# Matlab Command Line

Let me tell you about the command line or interactive environment in Matlab.

**What is Matlab's interactive environment?** It's an interactive environment that allows you to use Matlab as a calculator. And it's located in the Command Window pane of the Matlab software.

So, when you open up the command line, you'll see this prompt symbol, represented by the double greater-than sign (>>), followed by a flashing cursor.

>>

That's where you can type in your commands.

For instance, type in the command 2+3 and press Enter.

>> 2+3

Matlab will process the command and display the result, which in this case is 5.

ans = 5

The expression "ans" is short for "answer."

And then it'll open up a new command line for you to use.

**Note**. The command line is based on the principle of REPL (Read Evaluate Print Loop). When you type a command and press Enter, Matlab reads the command you typed (Read), processes it (Evaluate), prints the result (Print), and returns to the command line prompt (Loop).

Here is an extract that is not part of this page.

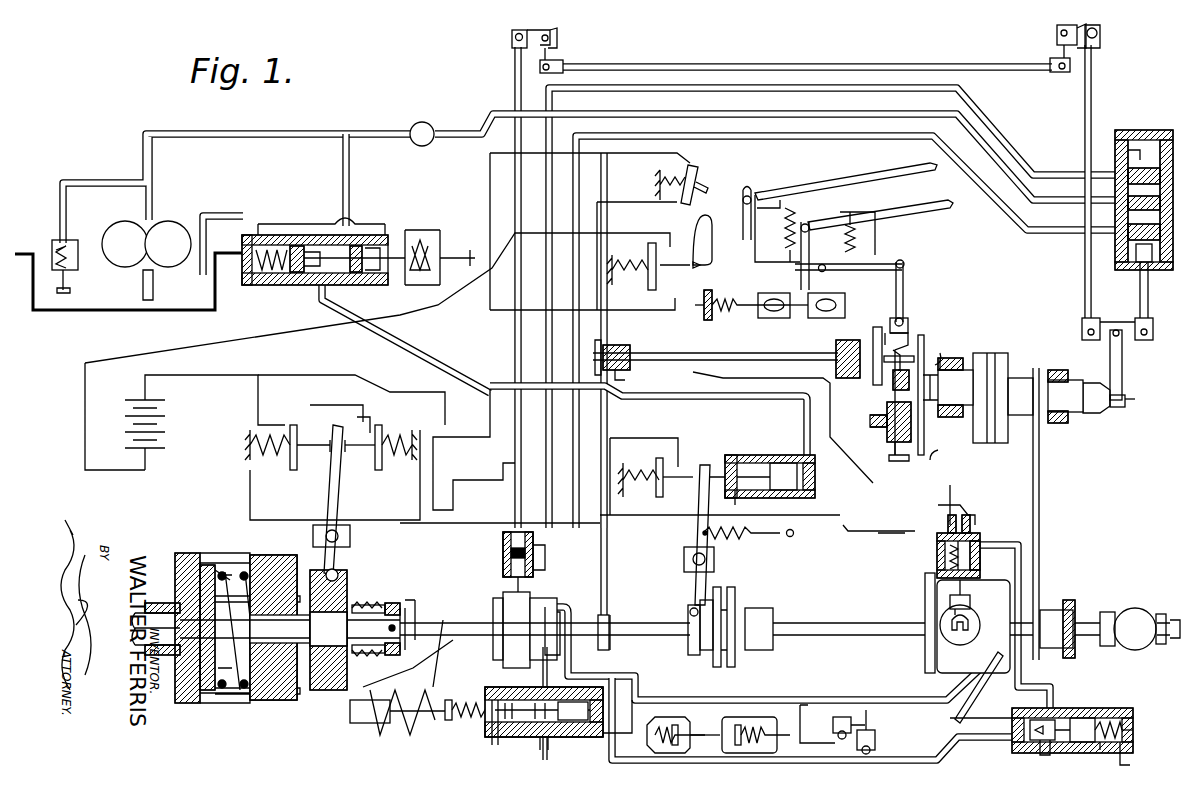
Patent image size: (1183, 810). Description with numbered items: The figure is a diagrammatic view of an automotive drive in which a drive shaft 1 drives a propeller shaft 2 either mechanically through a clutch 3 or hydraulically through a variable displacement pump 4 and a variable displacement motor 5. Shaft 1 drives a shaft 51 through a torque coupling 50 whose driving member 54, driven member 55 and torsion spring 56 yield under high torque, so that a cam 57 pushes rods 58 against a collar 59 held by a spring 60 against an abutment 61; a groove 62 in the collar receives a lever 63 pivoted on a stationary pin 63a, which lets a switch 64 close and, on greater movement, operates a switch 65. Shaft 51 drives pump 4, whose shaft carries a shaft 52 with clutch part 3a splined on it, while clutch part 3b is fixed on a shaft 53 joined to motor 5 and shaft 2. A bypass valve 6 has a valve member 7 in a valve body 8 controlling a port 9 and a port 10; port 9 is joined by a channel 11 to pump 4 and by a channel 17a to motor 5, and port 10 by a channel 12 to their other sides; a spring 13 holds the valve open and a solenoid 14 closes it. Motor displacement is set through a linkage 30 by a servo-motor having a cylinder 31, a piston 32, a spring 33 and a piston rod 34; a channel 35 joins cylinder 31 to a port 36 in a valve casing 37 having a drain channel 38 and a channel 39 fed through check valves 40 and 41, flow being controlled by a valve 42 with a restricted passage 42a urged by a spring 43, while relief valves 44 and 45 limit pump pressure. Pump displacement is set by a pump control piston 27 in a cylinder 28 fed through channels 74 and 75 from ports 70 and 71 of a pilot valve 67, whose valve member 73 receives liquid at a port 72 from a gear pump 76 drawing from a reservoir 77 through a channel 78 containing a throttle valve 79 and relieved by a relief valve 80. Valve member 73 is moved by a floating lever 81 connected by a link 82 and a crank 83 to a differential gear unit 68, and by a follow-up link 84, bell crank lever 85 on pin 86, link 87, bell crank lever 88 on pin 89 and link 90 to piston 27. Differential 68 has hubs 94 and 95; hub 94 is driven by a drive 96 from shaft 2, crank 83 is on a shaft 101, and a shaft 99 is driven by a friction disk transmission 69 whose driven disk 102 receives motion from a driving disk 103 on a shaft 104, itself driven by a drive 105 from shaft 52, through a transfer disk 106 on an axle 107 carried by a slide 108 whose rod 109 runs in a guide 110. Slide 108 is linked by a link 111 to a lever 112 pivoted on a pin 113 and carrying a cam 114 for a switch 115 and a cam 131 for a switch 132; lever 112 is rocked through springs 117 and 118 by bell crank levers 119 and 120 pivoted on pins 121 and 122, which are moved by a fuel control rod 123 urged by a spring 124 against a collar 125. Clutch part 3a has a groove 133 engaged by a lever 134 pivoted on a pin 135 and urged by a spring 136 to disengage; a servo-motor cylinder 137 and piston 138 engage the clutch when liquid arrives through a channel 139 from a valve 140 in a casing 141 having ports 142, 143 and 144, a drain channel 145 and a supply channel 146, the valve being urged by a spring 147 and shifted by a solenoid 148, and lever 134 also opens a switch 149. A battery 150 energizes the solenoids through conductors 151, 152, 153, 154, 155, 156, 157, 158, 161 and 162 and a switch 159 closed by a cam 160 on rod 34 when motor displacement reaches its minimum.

The cool thing is, Matlab keeps a **history of the commands** you've typed in memory.

So, if you need to use a command again, you can just press the UP and DOWN arrow keys on your keyboard to scroll through the list of commands you've used.

And if you forget the name of a command, no worries.

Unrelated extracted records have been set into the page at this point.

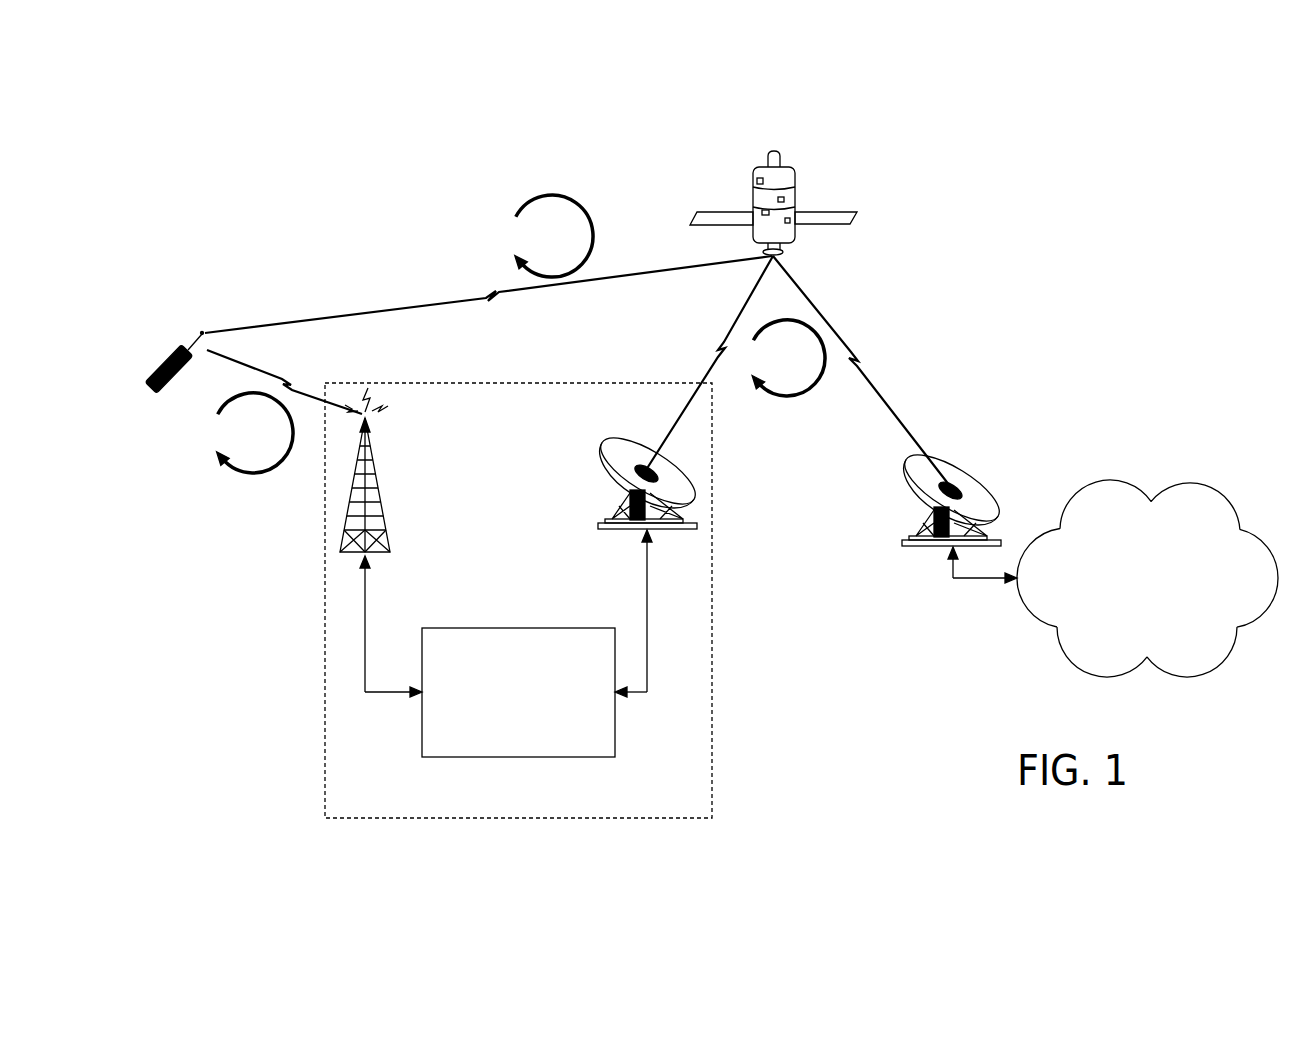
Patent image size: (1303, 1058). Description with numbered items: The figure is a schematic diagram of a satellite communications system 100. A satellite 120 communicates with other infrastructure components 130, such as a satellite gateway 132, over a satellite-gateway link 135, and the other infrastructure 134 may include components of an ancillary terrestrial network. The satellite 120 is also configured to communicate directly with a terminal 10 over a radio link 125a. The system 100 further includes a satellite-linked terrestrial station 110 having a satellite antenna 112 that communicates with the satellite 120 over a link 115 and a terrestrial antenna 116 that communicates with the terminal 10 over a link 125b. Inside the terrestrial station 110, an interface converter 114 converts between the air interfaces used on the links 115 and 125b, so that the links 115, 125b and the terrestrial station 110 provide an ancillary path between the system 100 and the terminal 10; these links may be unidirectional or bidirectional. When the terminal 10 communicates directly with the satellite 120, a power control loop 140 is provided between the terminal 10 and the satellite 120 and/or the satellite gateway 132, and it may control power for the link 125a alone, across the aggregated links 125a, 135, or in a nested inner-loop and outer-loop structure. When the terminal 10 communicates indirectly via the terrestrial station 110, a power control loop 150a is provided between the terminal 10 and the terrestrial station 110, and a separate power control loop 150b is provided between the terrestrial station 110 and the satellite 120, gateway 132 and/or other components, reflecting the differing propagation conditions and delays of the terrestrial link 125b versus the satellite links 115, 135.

The satellite communications system 100 is at (1142, 166).
The terminal 10 is at (155, 400).
The satellite-linked terrestrial station 110 is at (712, 602).
The satellite antenna 112 is at (600, 523).
The interface converter 114 is at (518, 628).
The link 115 is at (697, 383).
The terrestrial antenna 116 is at (373, 482).
The satellite 120 is at (773, 150).
The radio link 125a is at (410, 297).
The link 125b is at (300, 370).
The other infrastructure components 130 is at (1142, 420).
The satellite gateway 132 is at (1013, 528).
The other infrastructure 134 is at (1187, 480).
The satellite-gateway link 135 is at (860, 350).
The power control loop 140 is at (562, 192).
The power control loop 150a is at (257, 475).
The power control loop 150b is at (790, 400).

Just type in the first few letters you remember and press the **Tab key** on your keyboard. Matlab will list all the commands that begin with those letters.

For example, type "sin" and then press Tab.

>> sin

sin sinc sind sinetone sinewave single sinh

Matlab lists all the commands that begin with the letters "sin."

**But what if you don't remember the syntax of a command?**

Well, you can use Matlab's online help through the help function.

Just type in "help" followed by the name of the command you want to learn about.

For example, type **help sin**.

help sin

Matlab displays the syntax of the sin() command, providing you with all the necessary information.

To get more information about the command, you can also consult the documentation using the **doc** statement followed by the name of the command.

For example, type **doc sin**.

doc sin

In summary, mastering the command line in Matlab requires some patience and practice, but it's an essential skill for any Matlab user.